FortiVault's automation gating works as follows: FortiAgent generates a response. FortiVault checks the current AI Trust Score for the query category — billing, returns, login, technical support — against the threshold configured for that category. If the Trust Score is at or above the threshold, the response is sent automatically. If it is below, the response enters the human review queue before the customer sees it.

This is a materially different mechanism from AI confidence scoring. Confidence scoring asks: how sure is the AI about this specific response? Trust Score-based gating asks: how accurate has the AI been in this category recently, and does that accuracy meet the standard we have set? The second question is more useful because it is based on observed outcomes, not the AI's self-assessment.

An AI that is confidently wrong is more dangerous than an AI that knows it is uncertain. Trust Score-based gating catches confidently wrong responses because it is based on what actually happened — not what the AI thinks about its own output.

Which support categories benefit most from structured human review

Billing and refunds

The highest-stakes category in most B2C and SaaS support operations. AI errors in billing responses have direct financial consequences — incorrect refund amounts, wrong payment terms, disputed transaction outcomes. Human review in this category is not a sign of weak AI — it is the appropriate policy for a category where the cost of an error outweighs the cost of the review.

The automation gate for billing categories should be set high — typically 90% or above. That means that until FortiAgent has demonstrated 90%+ accuracy specifically on billing queries in your environment, every billing response gets reviewed. The time spent in review is not wasted — it is generating the correction data that moves the Trust Score toward the threshold.

Account changes

Subscription cancellations, email changes, account deletions, permission updates. These are write operations — and write operations that go wrong may not be easily reversible. A human reviewer catching an incorrect account cancellation before it executes is worth a significant amount of customer service effort after the fact.

Technically complex queries

Categories where the query surface area is large, the correct answer is not always in the knowledge base, and the cost of an incorrect technical recommendation is meaningful. Human review here is not about AI inaccuracy — it is about the inherent complexity of the category and the value a human brings to edge cases.
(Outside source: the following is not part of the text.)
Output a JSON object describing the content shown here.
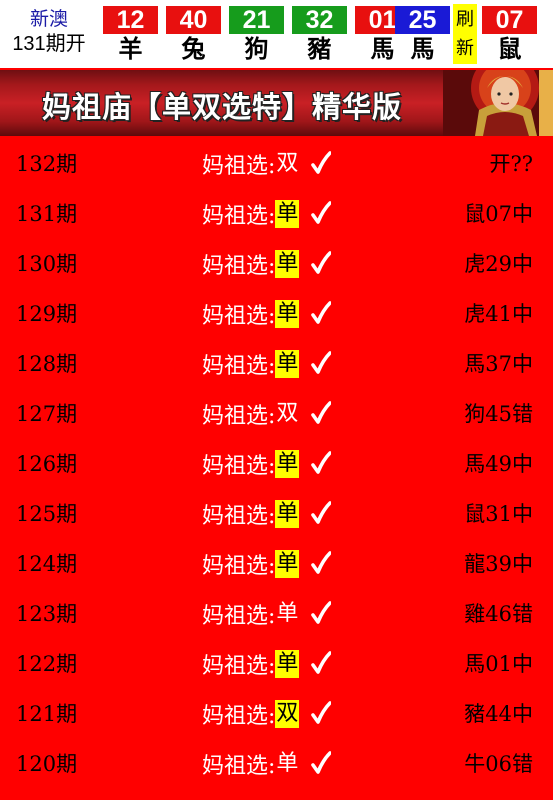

Human review as a training signal, not just a safety net

The most important function of human review in a governed AI system is often under-discussed: it is the mechanism that makes AI accuracy improve over time in a structured, measurable way.

In FortiVault, when a support agent reviews a FortiAgent response and makes a correction, that correction is logged with full context: what the AI said, what was changed, and the category. This data feeds the Trust Score calculation for that category. A high correction rate signals declining accuracy and may drop the Trust Score below the automation threshold. A low correction rate — fewer corrections, or corrections of lower significance — signals improving accuracy and may push the Trust Score above the threshold.

This creates a self-reinforcing loop: human review generates the signal that improves accuracy, improving accuracy reduces the volume of responses that require review, freeing reviewer capacity for the categories that still need it. The human review queue is not static — it shrinks as the AI earns its way toward automation category by category.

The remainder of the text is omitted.